Filariae are vector-borne nematodes responsible for an enormous burden of disease. Human lymphatic filariasis, caused by Wuchereria bancrofti, Brugia malayi, and Brugia timori, and onchocerciasis (caused by Onchocerca volvulus) are neglected parasitic diseases of major public health significance in tropical regions. To date, therapeutic efforts to eliminate human filariasis have been hampered by the lack of a drug with sufficient macrofilaricidal and/or long-term sterilizing effects that is suitable for use in mass drug administration (MDA) programs, particularly in areas co-endemic with Loa loa, the causative agent of loiasis. Emodepside, a semi-synthetic cyclooctadepsipeptide, has been shown to have broad-spectrum efficacy against gastrointestinal nematodes in a variety of mammalian hosts, and has been approved as an active ingredient in dewormers for cats and dogs. This paper evaluates, compares (where appropriate) and summarizes the in vitro effects of emodepside against a range of filarial nematodes at various developmental stages. Emodepside inhibited the motility of all tested stages of filariae frequently used as surrogate species for preclinical investigations (Acanthocheilonema viteae, Brugia pahangi, Litomosoides sigmodontis, Onchocerca gutturosa, and Onchocerca lienalis), human-pathogenic filariae (B. malayi) and filariae of veterinary importance (Dirofilaria immitis) in a concentration-dependent manner. While motility of all filariae was inhibited, both stage- and species-specific differences were observed. However, whether these differences were detected because of stage- and/or species-specific factors or as a consequence of variations in protocol parameters among the participating laboratories (such as purification of the parasites, read-out units, composition of media, incubation conditions, duration of incubation etc.) remains unclear. This study, however, clearly shows that emodepside demonstrates broad-spectrum in vitro activity against filarial nematode species across different genera and can therefore be validated as a promising candidate for the treatment of human filariases, including onchocerciasis and lymphatic filariasis.

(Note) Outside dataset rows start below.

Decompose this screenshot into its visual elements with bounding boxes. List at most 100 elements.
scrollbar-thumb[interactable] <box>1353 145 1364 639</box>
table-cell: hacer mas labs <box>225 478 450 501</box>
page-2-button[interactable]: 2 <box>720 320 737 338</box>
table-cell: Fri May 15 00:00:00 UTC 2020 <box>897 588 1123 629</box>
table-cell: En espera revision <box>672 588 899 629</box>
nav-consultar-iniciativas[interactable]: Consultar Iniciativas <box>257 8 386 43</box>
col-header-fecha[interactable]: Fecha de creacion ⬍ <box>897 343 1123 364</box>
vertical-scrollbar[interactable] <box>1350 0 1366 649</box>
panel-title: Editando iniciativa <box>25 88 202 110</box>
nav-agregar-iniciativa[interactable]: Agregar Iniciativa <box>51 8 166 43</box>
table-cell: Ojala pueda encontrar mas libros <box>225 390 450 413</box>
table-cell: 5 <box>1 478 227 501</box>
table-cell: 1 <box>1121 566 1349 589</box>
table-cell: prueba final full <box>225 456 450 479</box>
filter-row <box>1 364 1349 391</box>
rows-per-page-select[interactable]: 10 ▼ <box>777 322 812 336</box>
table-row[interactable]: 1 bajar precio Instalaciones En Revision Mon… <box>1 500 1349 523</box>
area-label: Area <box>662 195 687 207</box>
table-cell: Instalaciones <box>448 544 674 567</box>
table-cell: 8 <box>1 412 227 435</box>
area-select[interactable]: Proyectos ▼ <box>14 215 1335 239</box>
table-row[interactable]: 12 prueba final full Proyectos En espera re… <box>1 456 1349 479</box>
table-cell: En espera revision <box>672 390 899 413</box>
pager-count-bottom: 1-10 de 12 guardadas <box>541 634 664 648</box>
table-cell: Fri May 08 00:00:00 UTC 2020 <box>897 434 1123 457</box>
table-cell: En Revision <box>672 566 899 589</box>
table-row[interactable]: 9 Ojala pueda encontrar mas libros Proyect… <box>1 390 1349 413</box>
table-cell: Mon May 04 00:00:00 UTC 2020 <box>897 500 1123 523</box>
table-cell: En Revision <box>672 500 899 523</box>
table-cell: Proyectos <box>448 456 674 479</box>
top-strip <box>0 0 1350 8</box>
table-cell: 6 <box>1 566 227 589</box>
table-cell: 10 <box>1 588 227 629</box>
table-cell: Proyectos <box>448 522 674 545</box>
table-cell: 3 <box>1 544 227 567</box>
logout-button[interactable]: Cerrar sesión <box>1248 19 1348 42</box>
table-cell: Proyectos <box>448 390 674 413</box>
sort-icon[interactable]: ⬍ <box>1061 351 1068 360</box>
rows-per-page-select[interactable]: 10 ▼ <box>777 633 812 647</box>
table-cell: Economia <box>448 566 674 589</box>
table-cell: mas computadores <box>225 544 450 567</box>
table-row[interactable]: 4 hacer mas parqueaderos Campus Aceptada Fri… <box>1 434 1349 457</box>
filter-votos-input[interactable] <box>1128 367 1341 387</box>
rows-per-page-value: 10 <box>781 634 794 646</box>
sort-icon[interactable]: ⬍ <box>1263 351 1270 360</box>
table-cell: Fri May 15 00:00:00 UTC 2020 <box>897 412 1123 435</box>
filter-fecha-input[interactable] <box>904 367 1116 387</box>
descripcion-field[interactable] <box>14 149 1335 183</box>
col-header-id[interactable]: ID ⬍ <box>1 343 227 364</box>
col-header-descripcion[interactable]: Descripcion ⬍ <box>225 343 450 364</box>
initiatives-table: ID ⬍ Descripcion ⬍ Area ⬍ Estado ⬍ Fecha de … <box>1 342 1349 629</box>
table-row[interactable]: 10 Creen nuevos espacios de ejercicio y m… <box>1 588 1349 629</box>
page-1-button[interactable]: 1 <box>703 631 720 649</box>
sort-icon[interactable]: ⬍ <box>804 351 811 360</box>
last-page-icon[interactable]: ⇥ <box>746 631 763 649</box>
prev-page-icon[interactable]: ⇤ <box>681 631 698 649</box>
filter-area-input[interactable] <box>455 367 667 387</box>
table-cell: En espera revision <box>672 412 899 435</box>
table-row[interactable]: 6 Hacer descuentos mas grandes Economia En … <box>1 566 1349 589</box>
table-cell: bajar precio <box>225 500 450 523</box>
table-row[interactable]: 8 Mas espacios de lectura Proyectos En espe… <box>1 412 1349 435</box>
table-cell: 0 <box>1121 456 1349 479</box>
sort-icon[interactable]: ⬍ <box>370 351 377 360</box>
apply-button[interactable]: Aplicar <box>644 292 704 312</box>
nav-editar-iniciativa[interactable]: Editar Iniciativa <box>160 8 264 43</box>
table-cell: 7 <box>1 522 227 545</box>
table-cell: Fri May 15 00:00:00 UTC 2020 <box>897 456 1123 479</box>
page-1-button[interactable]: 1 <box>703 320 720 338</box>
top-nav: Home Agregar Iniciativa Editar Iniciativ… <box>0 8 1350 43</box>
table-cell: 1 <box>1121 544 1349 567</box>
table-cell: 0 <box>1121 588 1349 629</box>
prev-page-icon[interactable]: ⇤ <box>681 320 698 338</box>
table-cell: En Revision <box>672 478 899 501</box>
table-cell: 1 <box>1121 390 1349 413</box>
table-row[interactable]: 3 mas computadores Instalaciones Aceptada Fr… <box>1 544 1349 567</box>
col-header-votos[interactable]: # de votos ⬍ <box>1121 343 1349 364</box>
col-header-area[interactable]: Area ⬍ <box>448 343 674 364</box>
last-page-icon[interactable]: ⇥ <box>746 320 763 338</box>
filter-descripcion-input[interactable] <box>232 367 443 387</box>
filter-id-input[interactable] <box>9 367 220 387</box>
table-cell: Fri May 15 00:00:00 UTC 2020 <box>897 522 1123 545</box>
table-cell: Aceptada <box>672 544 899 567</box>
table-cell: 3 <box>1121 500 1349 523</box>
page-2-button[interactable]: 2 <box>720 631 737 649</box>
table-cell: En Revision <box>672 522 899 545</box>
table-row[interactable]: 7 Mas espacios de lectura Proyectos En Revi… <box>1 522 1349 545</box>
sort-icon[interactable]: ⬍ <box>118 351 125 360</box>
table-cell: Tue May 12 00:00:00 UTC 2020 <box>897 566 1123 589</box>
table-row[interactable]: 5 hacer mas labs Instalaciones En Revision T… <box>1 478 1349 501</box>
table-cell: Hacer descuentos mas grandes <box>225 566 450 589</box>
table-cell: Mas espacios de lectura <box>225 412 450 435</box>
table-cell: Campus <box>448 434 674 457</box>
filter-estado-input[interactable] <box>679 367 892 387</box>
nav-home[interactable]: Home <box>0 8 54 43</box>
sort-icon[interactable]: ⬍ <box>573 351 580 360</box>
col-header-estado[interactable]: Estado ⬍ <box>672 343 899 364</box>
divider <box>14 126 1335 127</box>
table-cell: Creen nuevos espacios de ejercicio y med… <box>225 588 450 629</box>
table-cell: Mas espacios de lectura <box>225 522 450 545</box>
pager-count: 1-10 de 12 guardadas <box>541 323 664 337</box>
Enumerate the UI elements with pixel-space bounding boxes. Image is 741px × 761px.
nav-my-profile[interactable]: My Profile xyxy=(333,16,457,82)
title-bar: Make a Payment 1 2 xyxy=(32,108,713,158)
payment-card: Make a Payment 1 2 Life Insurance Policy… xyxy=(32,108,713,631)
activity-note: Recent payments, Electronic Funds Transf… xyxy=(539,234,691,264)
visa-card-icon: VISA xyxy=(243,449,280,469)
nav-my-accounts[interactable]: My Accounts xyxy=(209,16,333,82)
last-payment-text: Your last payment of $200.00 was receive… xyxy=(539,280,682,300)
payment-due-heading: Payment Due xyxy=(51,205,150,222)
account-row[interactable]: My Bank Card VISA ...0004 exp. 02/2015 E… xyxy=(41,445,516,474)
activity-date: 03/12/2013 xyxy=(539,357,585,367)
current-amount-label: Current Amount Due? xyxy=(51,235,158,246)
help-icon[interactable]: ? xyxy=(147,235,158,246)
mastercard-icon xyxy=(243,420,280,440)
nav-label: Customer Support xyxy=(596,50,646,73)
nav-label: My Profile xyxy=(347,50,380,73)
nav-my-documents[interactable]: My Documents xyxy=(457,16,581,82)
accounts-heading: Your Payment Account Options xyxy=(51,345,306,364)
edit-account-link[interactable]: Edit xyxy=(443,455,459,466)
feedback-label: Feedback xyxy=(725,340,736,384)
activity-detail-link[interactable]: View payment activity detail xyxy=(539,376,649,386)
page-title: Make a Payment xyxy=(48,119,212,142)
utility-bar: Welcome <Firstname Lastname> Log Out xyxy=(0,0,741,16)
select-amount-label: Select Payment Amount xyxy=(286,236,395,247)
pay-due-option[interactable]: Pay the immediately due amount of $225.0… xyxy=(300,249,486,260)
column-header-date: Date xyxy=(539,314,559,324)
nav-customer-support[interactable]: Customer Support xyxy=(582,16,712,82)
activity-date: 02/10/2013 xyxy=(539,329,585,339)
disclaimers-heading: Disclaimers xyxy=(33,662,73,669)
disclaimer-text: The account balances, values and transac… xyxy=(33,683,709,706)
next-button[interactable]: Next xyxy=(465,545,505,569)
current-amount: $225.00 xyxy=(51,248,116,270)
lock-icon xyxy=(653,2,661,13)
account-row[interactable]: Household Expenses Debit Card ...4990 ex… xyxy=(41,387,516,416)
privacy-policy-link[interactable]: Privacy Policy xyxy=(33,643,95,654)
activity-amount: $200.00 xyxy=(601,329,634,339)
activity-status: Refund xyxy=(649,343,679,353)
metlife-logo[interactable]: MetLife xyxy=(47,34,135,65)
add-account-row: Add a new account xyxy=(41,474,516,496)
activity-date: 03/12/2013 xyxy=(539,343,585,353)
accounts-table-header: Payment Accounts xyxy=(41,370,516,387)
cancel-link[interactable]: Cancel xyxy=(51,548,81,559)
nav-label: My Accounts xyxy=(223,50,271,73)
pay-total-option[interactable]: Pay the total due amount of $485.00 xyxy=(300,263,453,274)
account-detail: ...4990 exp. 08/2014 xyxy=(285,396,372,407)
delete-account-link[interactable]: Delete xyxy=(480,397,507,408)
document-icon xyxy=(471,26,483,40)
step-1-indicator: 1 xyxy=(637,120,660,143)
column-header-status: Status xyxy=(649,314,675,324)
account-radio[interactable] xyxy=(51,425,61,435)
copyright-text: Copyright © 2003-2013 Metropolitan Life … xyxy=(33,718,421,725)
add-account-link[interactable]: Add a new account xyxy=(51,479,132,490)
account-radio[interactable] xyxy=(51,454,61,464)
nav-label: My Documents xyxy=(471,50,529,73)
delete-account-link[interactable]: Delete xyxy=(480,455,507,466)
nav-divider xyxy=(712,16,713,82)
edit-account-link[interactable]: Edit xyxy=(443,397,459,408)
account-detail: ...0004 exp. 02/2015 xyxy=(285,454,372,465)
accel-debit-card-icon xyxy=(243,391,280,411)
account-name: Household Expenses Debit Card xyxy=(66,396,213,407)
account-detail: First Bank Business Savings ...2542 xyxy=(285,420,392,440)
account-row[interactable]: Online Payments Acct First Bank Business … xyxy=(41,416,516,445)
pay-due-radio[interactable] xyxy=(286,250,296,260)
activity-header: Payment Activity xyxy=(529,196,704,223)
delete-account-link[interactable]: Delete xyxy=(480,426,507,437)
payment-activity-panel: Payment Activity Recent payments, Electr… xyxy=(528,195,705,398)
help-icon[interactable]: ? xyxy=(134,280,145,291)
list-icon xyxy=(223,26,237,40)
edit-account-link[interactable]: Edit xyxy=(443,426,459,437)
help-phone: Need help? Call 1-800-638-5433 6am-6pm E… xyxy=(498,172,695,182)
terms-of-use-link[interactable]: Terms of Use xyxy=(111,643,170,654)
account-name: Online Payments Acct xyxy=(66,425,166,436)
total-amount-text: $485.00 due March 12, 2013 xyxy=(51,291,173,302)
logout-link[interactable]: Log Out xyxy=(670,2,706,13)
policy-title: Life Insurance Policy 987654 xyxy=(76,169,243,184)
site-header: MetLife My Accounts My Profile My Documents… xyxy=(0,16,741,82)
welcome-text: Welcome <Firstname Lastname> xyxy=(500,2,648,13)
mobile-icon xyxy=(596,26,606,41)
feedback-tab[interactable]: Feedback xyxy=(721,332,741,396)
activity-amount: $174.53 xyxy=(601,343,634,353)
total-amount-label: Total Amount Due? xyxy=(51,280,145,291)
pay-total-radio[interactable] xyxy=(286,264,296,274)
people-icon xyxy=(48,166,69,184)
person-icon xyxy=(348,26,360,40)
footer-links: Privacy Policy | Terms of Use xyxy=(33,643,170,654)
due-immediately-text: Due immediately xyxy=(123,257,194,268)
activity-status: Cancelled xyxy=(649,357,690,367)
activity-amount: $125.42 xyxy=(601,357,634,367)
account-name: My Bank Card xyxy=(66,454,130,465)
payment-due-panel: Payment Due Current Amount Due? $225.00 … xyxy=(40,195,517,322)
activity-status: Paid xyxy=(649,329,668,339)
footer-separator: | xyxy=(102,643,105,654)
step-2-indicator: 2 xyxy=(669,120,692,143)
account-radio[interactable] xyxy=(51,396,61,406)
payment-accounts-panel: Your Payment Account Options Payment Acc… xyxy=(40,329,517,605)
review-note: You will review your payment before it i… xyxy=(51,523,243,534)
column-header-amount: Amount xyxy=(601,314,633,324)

Marc P Hübner, Simon Townson, Suzanne Gokool, Senyo Tagboto, Mary J Maclean, Guilherme G Verocai, Adrian J Wolstenholme, Stefan J Frohberger, Achim Hoerauf, Sabine Specht, Ivan Scandale, Achim Harder, Martin Glenschek-Sieberth, Steffen R Hahnel, Daniel Kulke. Int J Parasitol Drugs Drug Resist. 2021 Jul 28;17:27-35. doi: 10.1016/j.ijpddr.2021.07.005.